On page 20, Constructibility, K.J.Devlin,
(Let $\alpha$ is a limit ordinal)A set $A \subseteq \alpha$ is closed, iff $\bigcup A \cap \gamma \in A$ for all $\gamma < \alpha$. Equivalently, if we define a limit point of $A$ to be any limit ordinal $γ$ such that ,$A \cap γ$ is unbounded in $γ$($\sup{A \cap γ} = γ$), then $A$ will be closed in $α$ iff it contains all its limit points below $α$.
This definition is different from what I expect. It doesn't mention what is an open set, or what is the enveloping space. It would be more illuminating if it explicitly define a topology on the whole space, i.e. the proper class of all ordinals, and then show $A$ to be a closed set relative to $\alpha$ under conditions discribed. Could we do that?
Like Martin said, every linearly ordered set $(X,<)$ has a natural order topology, which is the smallest topology that contains all sets of the form $L_x = \{ y \in X: y < x \}$ and $U_x = \{ y \in X: y > x \}$, the lower and upper sets.
Note that this means that all open intervals $(a,b)$, with $a,b \in X$ are in the order topology as well, as $(a,b) = L_b \cap U_a $. In fact, it's not too hard to check the open intervals together with the upper and lower sets for a base for the order topology. So if we give an ordinal $\alpha$ the order topology, all successor ordinals $\beta = \gamma+1$ are isolated points, as $\{\beta\} = (\gamma, \beta+1)$, where we also use that every ordinal has a successor. The same holds for $\{0\} = L_1$.

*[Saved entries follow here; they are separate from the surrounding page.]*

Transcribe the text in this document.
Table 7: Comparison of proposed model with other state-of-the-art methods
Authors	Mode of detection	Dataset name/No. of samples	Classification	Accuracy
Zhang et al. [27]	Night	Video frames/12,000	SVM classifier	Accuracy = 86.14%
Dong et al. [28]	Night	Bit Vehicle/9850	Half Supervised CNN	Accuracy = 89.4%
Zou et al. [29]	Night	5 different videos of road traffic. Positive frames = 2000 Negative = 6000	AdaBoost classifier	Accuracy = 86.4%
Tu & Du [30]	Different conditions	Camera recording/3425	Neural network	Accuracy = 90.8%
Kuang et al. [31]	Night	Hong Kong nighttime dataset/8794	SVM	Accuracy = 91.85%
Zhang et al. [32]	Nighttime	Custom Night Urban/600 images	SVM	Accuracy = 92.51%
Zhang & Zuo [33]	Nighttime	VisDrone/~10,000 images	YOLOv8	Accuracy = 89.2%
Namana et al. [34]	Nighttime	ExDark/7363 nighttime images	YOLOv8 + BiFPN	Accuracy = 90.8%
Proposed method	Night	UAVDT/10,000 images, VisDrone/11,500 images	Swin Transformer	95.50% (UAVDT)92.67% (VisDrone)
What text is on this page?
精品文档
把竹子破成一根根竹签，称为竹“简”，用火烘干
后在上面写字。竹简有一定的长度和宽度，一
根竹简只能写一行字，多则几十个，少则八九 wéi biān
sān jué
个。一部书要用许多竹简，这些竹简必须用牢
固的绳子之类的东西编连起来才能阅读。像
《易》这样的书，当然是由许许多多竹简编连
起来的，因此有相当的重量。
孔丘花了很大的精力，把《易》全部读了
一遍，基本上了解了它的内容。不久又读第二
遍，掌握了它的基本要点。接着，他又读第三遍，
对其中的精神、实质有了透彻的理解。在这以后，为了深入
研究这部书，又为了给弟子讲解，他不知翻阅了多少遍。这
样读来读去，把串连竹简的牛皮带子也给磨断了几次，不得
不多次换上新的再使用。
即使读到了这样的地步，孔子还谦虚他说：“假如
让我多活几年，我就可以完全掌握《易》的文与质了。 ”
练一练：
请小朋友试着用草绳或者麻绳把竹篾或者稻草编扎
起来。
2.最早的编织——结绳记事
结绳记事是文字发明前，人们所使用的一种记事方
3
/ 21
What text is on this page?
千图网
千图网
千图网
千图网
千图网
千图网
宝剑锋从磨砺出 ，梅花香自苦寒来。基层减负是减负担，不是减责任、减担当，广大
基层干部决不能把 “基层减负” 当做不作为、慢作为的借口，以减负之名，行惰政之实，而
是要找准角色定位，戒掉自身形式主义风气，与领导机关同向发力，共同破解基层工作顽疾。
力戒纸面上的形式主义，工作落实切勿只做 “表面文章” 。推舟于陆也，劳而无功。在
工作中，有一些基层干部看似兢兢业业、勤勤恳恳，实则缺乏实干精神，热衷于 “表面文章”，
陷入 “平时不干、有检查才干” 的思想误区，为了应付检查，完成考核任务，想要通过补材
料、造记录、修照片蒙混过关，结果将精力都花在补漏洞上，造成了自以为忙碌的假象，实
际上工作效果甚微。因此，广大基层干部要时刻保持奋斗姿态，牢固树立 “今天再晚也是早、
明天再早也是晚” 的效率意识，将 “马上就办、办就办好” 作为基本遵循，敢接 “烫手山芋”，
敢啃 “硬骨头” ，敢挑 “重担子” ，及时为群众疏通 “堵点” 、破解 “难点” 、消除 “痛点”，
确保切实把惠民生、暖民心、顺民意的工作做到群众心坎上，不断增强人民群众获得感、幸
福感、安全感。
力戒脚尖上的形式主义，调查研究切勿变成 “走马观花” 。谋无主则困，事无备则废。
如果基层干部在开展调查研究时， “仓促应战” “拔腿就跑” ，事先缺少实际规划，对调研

So the only non-isolated points are the limit ordinals. And if $\alpha$ is a limit, in some open set $O$, and then some open interval $(\beta,\gamma)$ containing $\alpha$ exists such that $(\beta, \gamma) \subset O$. As $\alpha < \gamma, \alpha+1 \le \gamma$, so $(\beta, \alpha] = (\beta, \alpha+1) \subset (\beta, \gamma)$. So $\alpha$ is an interior point of $O$ iff there exists some $\beta < \alpha$ such that $(\beta, \alpha] \subset O$. Or, sets of the form $(\beta, \alpha]$ where $\beta < \alpha$ form a local base at a limit ordinal $\alpha$.
From these remarks we can see that the definition of closed as used in set theory, for subsets of ordinals, is just the same as being closed in the order topology on that same ordinal.